Gus Nottberg, Jr. (who was working in Colorado Springs) convinces U.S. Engineering to open a branch in Colorado. The company quickly wins bids for the U.S. Air Force Academy and Nazarene Bible College.
U.S. Engineering starts bidding work in northern Colorado and wins the Colorado State University stadium project. The company opens its first small office near in Colorado Springs.

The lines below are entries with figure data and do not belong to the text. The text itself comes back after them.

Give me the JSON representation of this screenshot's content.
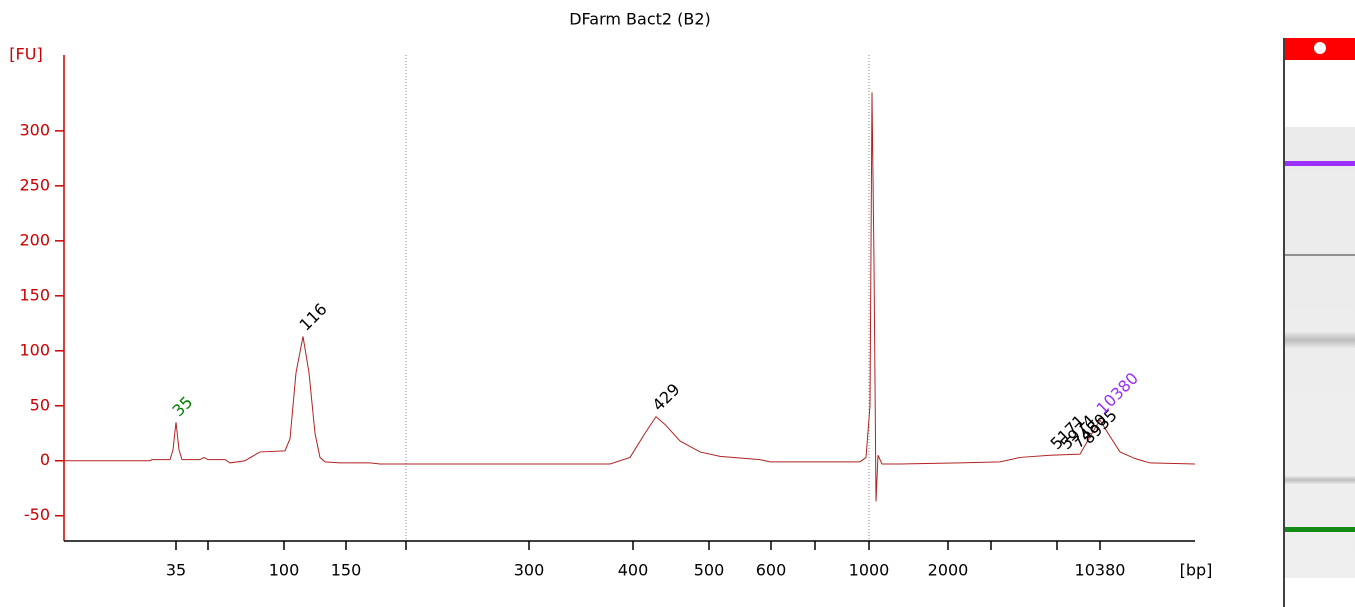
{
  "chart_data": {
    "type": "line",
    "title": "DFarm Bact2 (B2)",
    "y_axis_label": "[FU]",
    "x_axis_label": "[bp]",
    "xlim": [
      0,
      113.1
    ],
    "ylim": [
      -73,
      369
    ],
    "yticks": [
      -50,
      0,
      50,
      100,
      150,
      200,
      250,
      300
    ],
    "xticks": [
      {
        "value": 11.2,
        "label": "35"
      },
      {
        "value": 14.4,
        "label": null
      },
      {
        "value": 22.0,
        "label": "100"
      },
      {
        "value": 28.2,
        "label": "150"
      },
      {
        "value": 34.2,
        "label": null
      },
      {
        "value": 46.5,
        "label": "300"
      },
      {
        "value": 56.9,
        "label": "400"
      },
      {
        "value": 64.5,
        "label": "500"
      },
      {
        "value": 70.7,
        "label": "600"
      },
      {
        "value": 75.1,
        "label": null
      },
      {
        "value": 80.5,
        "label": "1000"
      },
      {
        "value": 88.4,
        "label": "2000"
      },
      {
        "value": 92.7,
        "label": null
      },
      {
        "value": 99.3,
        "label": null
      },
      {
        "value": 103.6,
        "label": "10380"
      }
    ],
    "vlines": [
      34.2,
      80.5
    ],
    "series": [
      {
        "name": "B2",
        "color": "#b22222",
        "x": [
          0,
          8.6,
          8.8,
          10.6,
          10.9,
          11.2,
          11.5,
          11.8,
          13.6,
          14.0,
          14.4,
          16.1,
          16.6,
          18.1,
          19.6,
          22.1,
          22.6,
          23.2,
          23.9,
          24.5,
          25.1,
          25.6,
          26.1,
          27.6,
          30.6,
          31.6,
          54.6,
          56.6,
          58.1,
          59.2,
          60.1,
          61.6,
          63.6,
          65.6,
          69.6,
          70.6,
          79.6,
          80.2,
          80.6,
          80.8,
          81.0,
          81.2,
          81.4,
          81.8,
          83.6,
          89.6,
          93.6,
          95.6,
          98.6,
          101.6,
          102.8,
          103.6,
          104.4,
          105.6,
          107.1,
          108.6,
          113.1
        ],
        "values": [
          0,
          0,
          1,
          1,
          10,
          35,
          10,
          1,
          1,
          3,
          1,
          1,
          -2,
          0,
          8,
          9,
          20,
          80,
          113,
          80,
          25,
          3,
          -1,
          -2,
          -2,
          -3,
          -3,
          3,
          25,
          40,
          33,
          18,
          8,
          4,
          1,
          -1,
          -1,
          3,
          50,
          335,
          180,
          -37,
          5,
          -3,
          -3,
          -2,
          -1,
          3,
          5,
          6,
          25,
          37,
          25,
          8,
          2,
          -2,
          -3
        ]
      }
    ],
    "annotations": [
      {
        "text": "35",
        "x": 11.2,
        "y": 35,
        "color": "#008000"
      },
      {
        "text": "116",
        "x": 23.9,
        "y": 113,
        "color": "#000000"
      },
      {
        "text": "429",
        "x": 59.2,
        "y": 40,
        "color": "#000000"
      },
      {
        "text": "5171",
        "x": 99.0,
        "y": 5,
        "color": "#000000"
      },
      {
        "text": "5974",
        "x": 100.0,
        "y": 5,
        "color": "#000000"
      },
      {
        "text": "7480",
        "x": 101.2,
        "y": 6,
        "color": "#000000"
      },
      {
        "text": "8935",
        "x": 102.2,
        "y": 10,
        "color": "#000000"
      },
      {
        "text": "10380",
        "x": 103.6,
        "y": 37,
        "color": "#9b30ff"
      }
    ]
  }
}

U.S. Engineering diversifies their service offerings: paint system expertise for automobile plants like General Motors and Ford; process piping for large industrial facilities such as Phillips Petroleum and complex hospital systems; clean-room expertise for companies such as Hewlett Packard and Agilent.
U.S. Engineering opens a permanent office in Loveland, CO and begins piping and plumbing fabrication. Sheet metal fabrication is added in 1975. Prefabrication expands rapidly after U.S. Engineering wins a contract with Ft. Carson to fabricate, install and erect plumbing trees for a group of 24-room barracks buildings.
U.S. Engineering begins to develop a formalized safety program in all regions including a company-wide program, still in operation today, called “Partners in Safety.”
U.S. Engineering helps build the largest hotel in the world (at the time) – the 5,009 room MGM Grand Hotel in Las Vegas. The company installed more than 37 miles of copper tubing, 28 air handling units at 54,000 CFM each, and 12,000 tons of cooling.
Gus Nottberg, Jr. and Henry “Skip” Nottberg buy the company from Skip’s father, Henry Nottberg, Jr. Gus and Skip become fourth-generation owners of U.S. Engineering.
U.S. Engineering wins the contract to build a new Honda plant in Warren, OH. The plant includes a series of robots that perform welding and painting tasks in the auto production lines. This is the first Honda plant built in the United States.
U.S. Engineering publishes a formalized set of Core Values:
- Exhibit integrity in everything we do
- Listen, identify and respond to customer needs
- Provide quality, on schedule, at a competitive price
- Respect, challenge and recognize each employee
- Ensure a safe working environment
U.S. Engineering celebrates its 100th year in business in the United States. The Kansas City Star features an article on the company’s centennial achievement.
Dwight Brinkman, a 23 year veteran with U.S. Engineering, is named President, Chairman & CEO. He is the first non-Nottberg to hold the position since Gustav went into business in Germany in 1855.
Executive Vice President, Tim Moormeier, is named President of the company.
Dwight Brinkman retires and Tyler Nottberg is elected Chairman & CEO, becoming the fifth generation of Nottberg leadership.
U.S. Engineering is awarded its largest job to date, the Department of Energy’s National Nuclear Security Administration (NNSA) facility, worth approximately $120 million in contract value.
U.S. Engineering opens a Mid Atlantic office in Chantilly, VA led by Daniel Rakes, Vice President of Project Development. The region begins work on its first project, the Federal Bureau of Prisons Correctional Facility in Hazelton, WV.
The company wins two large healthcare projects: Exempla St. Joseph Heritage Hospital in Denver, CO; and Mercy Health Joplin Replacement Hospital in Joplin, MO.
U.S. Engineering diversifies its service offerings and opens U.S. Engineering Company Innovations, LLC led by Pete McCall, Associate Vice President. Innovations specializes in multi-trade prefabrication and modular construction for the industrial and manufacturing markets.
The Midwest division expands their construction services by adding a sheet metal fabrication facility.
The Rocky Mountain region is named Specialty Contractor of the Year by ENR Mountain States.